Parents and guardians can, and should, help their young children develop good study habits from an early age, to help them achieve academic excellence throughout their school years and beyond, an education expert says.
“In primary school, learners will start bringing homework assignments from school, and be required to study for tests. These early years are the best time to guide children and equip them with the strategies and tools to ensure that study discipline comes naturally in later years,” says Clare Pretorius, Senior Deputy Principal at Trinityhouse High Randpark Ridge, a brand of Africa’s largest private education provider, the ADvTECH Group.
Pretorius says once parents have left behind the frazzled and often anxious toddler years, they will be faced with a whole new myriad of uncertainties and frustrations once their school going children are required to start studying and performing to the best of their ability academically.
“Every young person differs when it comes to attention and dedication to studies, homework and exam preparation. Some parents have intrinsically motivated children, while others need to constantly spur them on. Regardless of where a child falls on the spectrum however, parents can guide and equip them to ensure they are able to grow and develop to ultimately realise their full potential,” she says.
It is important for parents and guardians to first establish what a child’s intrinsic learning style is – auditory, visual, or a combination of the two?
“It is possible that the child learns through doing rather than seeing.
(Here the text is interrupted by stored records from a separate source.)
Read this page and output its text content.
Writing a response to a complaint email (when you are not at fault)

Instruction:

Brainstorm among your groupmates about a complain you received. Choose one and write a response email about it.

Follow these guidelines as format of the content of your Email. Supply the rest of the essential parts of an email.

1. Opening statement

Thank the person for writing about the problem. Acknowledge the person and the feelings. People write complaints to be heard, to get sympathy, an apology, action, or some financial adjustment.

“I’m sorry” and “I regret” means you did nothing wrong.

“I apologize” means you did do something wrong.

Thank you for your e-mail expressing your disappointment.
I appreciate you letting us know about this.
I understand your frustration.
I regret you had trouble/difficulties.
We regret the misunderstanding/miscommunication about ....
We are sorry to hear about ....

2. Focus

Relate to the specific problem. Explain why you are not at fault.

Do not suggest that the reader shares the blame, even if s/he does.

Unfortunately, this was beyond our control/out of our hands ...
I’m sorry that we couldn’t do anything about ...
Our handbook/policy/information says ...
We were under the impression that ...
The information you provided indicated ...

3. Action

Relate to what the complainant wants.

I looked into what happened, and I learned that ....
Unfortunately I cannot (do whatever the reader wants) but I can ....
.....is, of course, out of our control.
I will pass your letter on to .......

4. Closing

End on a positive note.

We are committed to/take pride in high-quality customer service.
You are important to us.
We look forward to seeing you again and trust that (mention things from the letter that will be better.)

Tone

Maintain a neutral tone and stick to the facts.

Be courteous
The preferred method, if used correctly, will facilitate successful learning.”
It is also vital to ensure that children have a suitable study environment.
“This refers to both the physical environment and the atmosphere created for the studying child,” says Pretorius.
“Daily routine needs to be established, and this includes when meals are served and when family outings are arranged, as children need little to distract them from the task at hand. Preparation of the environment also includes ensuring that all necessary equipment is available. As children get older they will organise this themselves, but initially a parent needs to assist and demonstrate best practice.”
Once the groundwork has been laid, parents should assist – with varying degrees of involvement – with the actual study process.
“Intrinsically motivated children may need firmness and guidance as to when enough is enough. Avoid allowing children to study into the small hours of the morning only to sit their exams in an exhausted state. On the other side of the spectrum, many children will need firm encouragement just to get going. These children do well when study schedules are drawn up with the help of parents, with lots of encouragement to get with and stick to the programme.”
Pretorius says study programmes must be realistic and give adequate time to each subject.
“It must be flexible and make allowances for last minute emergencies such as power failures or illness. Such a programme should be set up well in advance, as that in itself brings a sense of control to the situation for both parent and child,” she says.
“Supporting your studying child can be a cause for stress, which is exacerbated if the child also doesn’t enjoy writing exams or studying. So parents should understand that they are key to the maintenance of a relatively stress free environment. There are years ahead of our children that will be filled with homework, tests and exams. If we can engender a positive attitude and a diligence in approach to academic work right from the start, it will go a long way to cultivating positive and diligent young adults who realise their potential.”